UK consumer confidence improved sharply in November, after the large fall in October. There are several reasons for this improvement.

First, interest rates across the whole yield curve declined significantly in November, resulting in the two-year mortgage rate falling below 5%. This provided relief from one of the biggest drags on consumer confidence. In addition, house prices grew by about 1% in October, while shares and general asset prices recovered as well. All of these factors likely supported an improvement in the financial outlook of consumers.

 
 

Real wages are now probably growing at 3% on the year, given the large fall in inflation in October. The persistence in wage growth suggests wages will continue to rise faster than inflation for several months. This rise in purchasing power supports an improvement in current and future purchases components of consumer confidence.

However, the index remains in deep negative territory, suggesting consumers remain under pressure. While wages are now rising above the rate of inflation, consumers lost significant purchasing power during the past 18 months. Purchasing power is still 3 percentage points lower than in 2021. Furthermore, an increasing amount of residential mortgages will need to be refinanced at much higher interest rates, reducing household disposable incomes and hitting consumer confidence.

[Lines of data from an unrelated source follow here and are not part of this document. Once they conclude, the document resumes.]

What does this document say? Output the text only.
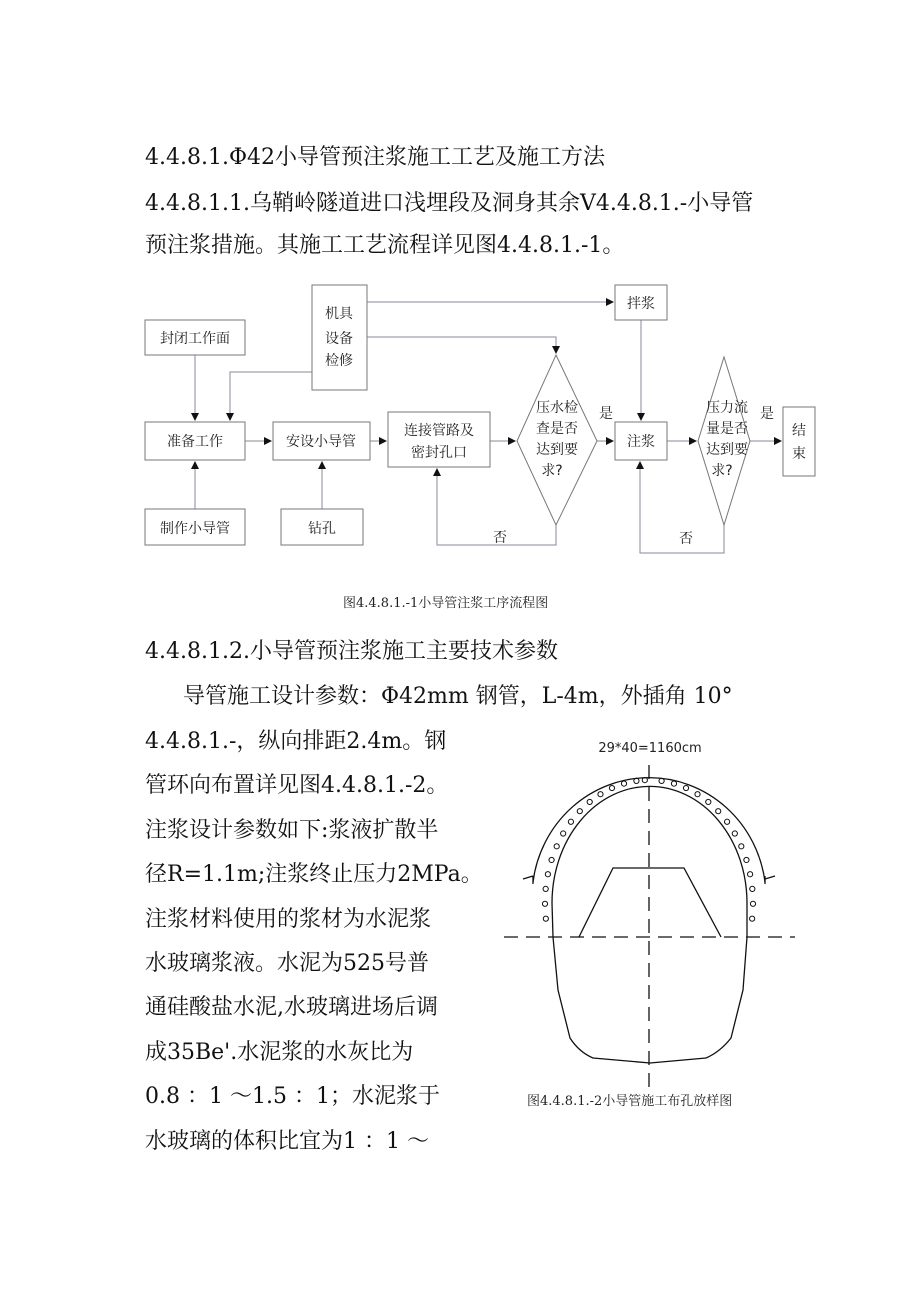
4.4.8.1.Φ42小导管预注浆施工工艺及施工方法
4.4.8.1.1.乌鞘岭隧道进口浅埋段及洞身其余Ⅴ4.4.8.1.-小导管
预注浆措施。其施工工艺流程详见图4.4.8.1.-1。
封闭工作面
机具
设备
检修
拌浆
准备工作	安设小导管
连接管路及
密封孔口
压水检
查是否
达到要
求?
注浆
压力流
量是否
达到要
求?
结
束
制作小导管	钻孔
是	是
否	否
29*40=1160cm
图4.4.8.1.-1小导管注浆工序流程图
4.4.8.1.2.小导管预注浆施工主要技术参数
导管施工设计参数：Φ42mm 钢管，L-4m，外插角 10°
4.4.8.1.-，纵向排距2.4m。钢
管环向布置详见图4.4.8.1.-2。
注浆设计参数如下:浆液扩散半
径R=1.1m;注浆终止压力2MPa。
注浆材料使用的浆材为水泥浆
水玻璃浆液。水泥为525号普
通硅酸盐水泥,水玻璃进场后调
成35Be'.水泥浆的水灰比为
0.8 ：1 ～1.5 ：1；水泥浆于
水玻璃的体积比宜为1 ：1 ～
图4.4.8.1.-2小导管施工布孔放样图
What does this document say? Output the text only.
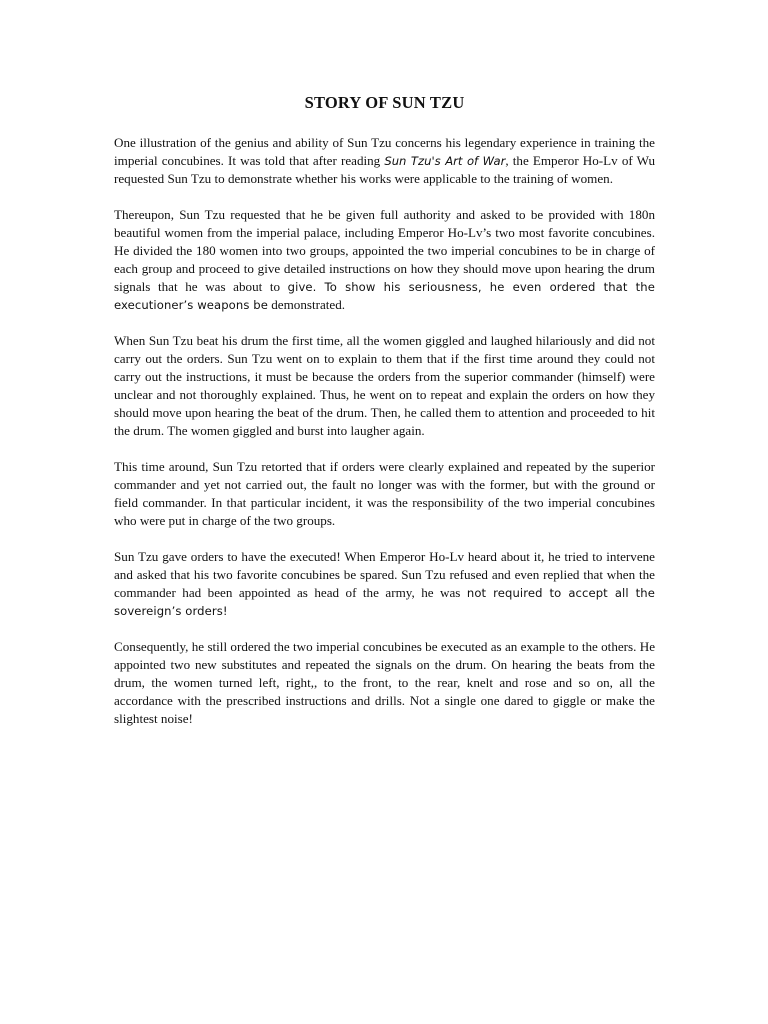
STORY OF SUN TZU

One illustration of the genius and ability of Sun Tzu concerns his legendary experience in training the imperial concubines. It was told that after reading Sun Tzu's Art of War, the Emperor Ho-Lv of Wu requested Sun Tzu to demonstrate whether his works were applicable to the training of women.

Thereupon, Sun Tzu requested that he be given full authority and asked to be provided with 180n beautiful women from the imperial palace, including Emperor Ho-Lv’s two most favorite concubines. He divided the 180 women into two groups, appointed the two imperial concubines to be in charge of each group and proceed to give detailed instructions on how they should move upon hearing the drum signals that he was about to give. To show his seriousness, he even ordered that the executioner’s weapons be demonstrated.

When Sun Tzu beat his drum the first time, all the women giggled and laughed hilariously and did not carry out the orders. Sun Tzu went on to explain to them that if the first time around they could not carry out the instructions, it must be because the orders from the superior commander (himself) were unclear and not thoroughly explained. Thus, he went on to repeat and explain the orders on how they should move upon hearing the beat of the drum. Then, he called them to attention and proceeded to hit the drum. The women giggled and burst into laugher again.

This time around, Sun Tzu retorted that if orders were clearly explained and repeated by the superior commander and yet not carried out, the fault no longer was with the former, but with the ground or field commander. In that particular incident, it was the responsibility of the two imperial concubines who were put in charge of the two groups.

Sun Tzu gave orders to have the executed! When Emperor Ho-Lv heard about it, he tried to intervene and asked that his two favorite concubines be spared. Sun Tzu refused and even replied that when the commander had been appointed as head of the army, he was not required to accept all the sovereign’s orders!

Consequently, he still ordered the two imperial concubines be executed as an example to the others. He appointed two new substitutes and repeated the signals on the drum. On hearing the beats from the drum, the women turned left, right,, to the front, to the rear, knelt and rose and so on, all the accordance with the prescribed instructions and drills. Not a single one dared to giggle or make the slightest noise!
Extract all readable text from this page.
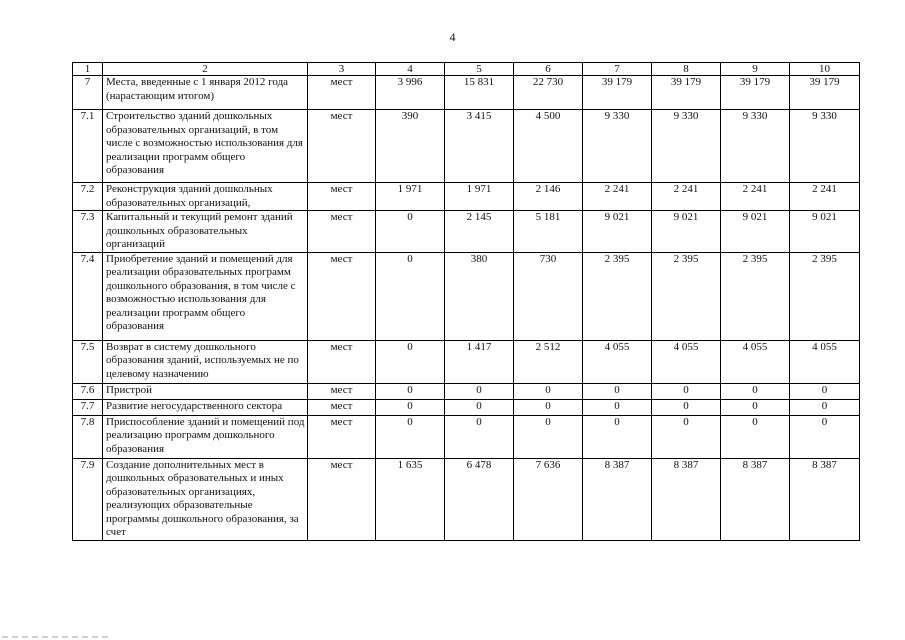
4
1	2	3	4	5	6	7	8	9	10
7	Места, введенные с 1 января 2012 года (нарастающим итогом)	мест	3 996	15 831	22 730	39 179	39 179	39 179	39 179
7.1	Строительство зданий дошкольных образовательных организаций, в том числе с возможностью использования для реализации программ общего образования	мест	390	3 415	4 500	9 330	9 330	9 330	9 330
7.2	Реконструкция зданий дошкольных образовательных организаций,	мест	1 971	1 971	2 146	2 241	2 241	2 241	2 241
7.3	Капитальный и текущий ремонт зданий дошкольных образовательных организаций	мест	0	2 145	5 181	9 021	9 021	9 021	9 021
7.4	Приобретение зданий и помещений для реализации образовательных программ дошкольного образования, в том числе с возможностью использования для реализации программ общего образования	мест	0	380	730	2 395	2 395	2 395	2 395
7.5	Возврат в систему дошкольного образования зданий, используемых не по целевому назначению	мест	0	1 417	2 512	4 055	4 055	4 055	4 055
7.6	Пристрой	мест	0	0	0	0	0	0	0
7.7	Развитие негосударственного сектора	мест	0	0	0	0	0	0	0
7.8	Приспособление зданий и помещений под реализацию программ дошкольного образования	мест	0	0	0	0	0	0	0
7.9	Создание дополнительных мест в дошкольных образовательных и иных образовательных организациях, реализующих образовательные программы дошкольного образования, за счет	мест	1 635	6 478	7 636	8 387	8 387	8 387	8 387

The cold weather and some rise in gas prices will raise concerns about the potential for more inflation going forward. Also, the recent rise in geopolitical risk due to conflict in the Middle East will renew fears about higher oil prices, leading consumers to be more cautious with spending. 

 
 

Nevertheless, after the UK PMI yesterday, this is the second successive important survey showing an improvement in UK economic prospects. If these improvements continue, it is plausible the Bank of England was too pessimistic in its latest forecast of prolonged stagnation for the UK economy. Therefore, there is a risk markets have too many cuts priced in, especially when wage inflation remains at these elevated levels.